Maynard, of Suwanee, recently addressed North Forsyth High School students and prepped them for their school year. He left thousands of attentive listeners inspired.

He has shown that being born with disadvantages does not put you at a disadvantage.

Maynard was born with hands that end at his elbows and legs that end before his knees. Did I mention that Maynard recently climbed Mount Kilimanjaro?

He tells anyone who will listen, and thousands do, that there’s no excuse for you to not achieve your dreams. So what are you waiting for? He did it, so why not you?

Why don’t you? What are you measuring yourself up to?

Kyle wanted to be a wrestler, and he became one of the best.

He wanted to fight in mixed martial arts, and he did.

He text messages on his iPhone. He types 50 words per minute on a computer.

At 26 years old, he has accomplished more than most have or ever will.

His message is he’s not held back by his body. Kyle won’t let anyone hold him back from achieving his dreams.

When he’s knocked over, he climbs back up. When he’s down, he’s not out.

He’s competitive. He’s awesome. When I met him this week, I saw a really genuine man.

Kyle’s smile is sincere. His wheelchair disappears.

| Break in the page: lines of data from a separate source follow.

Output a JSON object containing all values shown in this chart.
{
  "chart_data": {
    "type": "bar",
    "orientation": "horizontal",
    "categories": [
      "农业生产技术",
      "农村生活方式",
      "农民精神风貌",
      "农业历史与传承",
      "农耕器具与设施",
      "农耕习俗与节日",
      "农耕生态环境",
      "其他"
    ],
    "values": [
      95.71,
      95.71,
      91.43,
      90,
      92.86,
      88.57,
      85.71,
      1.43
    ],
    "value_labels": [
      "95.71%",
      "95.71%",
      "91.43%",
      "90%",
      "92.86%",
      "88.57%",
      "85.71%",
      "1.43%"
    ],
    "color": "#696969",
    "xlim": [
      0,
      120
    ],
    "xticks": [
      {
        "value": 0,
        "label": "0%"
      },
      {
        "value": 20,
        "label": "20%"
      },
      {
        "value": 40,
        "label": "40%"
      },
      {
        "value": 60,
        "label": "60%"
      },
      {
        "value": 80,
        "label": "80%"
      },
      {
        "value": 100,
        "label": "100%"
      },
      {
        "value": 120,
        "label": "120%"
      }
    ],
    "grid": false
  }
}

When I watched Oscar Pistorius, of South Africa, run during the Olympics, it was history in the making. And from my couch, I was moved.

Oscar, 25, a double amputee, is the fastest runner with no legs — he has artificial limbs.

Pistorius had a hard road, but he never gave up. He was born without calf bones, and both legs were amputated below the knee when he was an infant. He has fought to compete with able-bodied athletes in the Olympics since before the 2008 Games in Beijing. Although he qualified, the track’s officials excluded him from running, citing his blades, known as Cheetahs, as a competitive advantage.

To be considered an Olympic athlete is a huge accomplishment, but to do it with the odds stacked against you is a huge victory.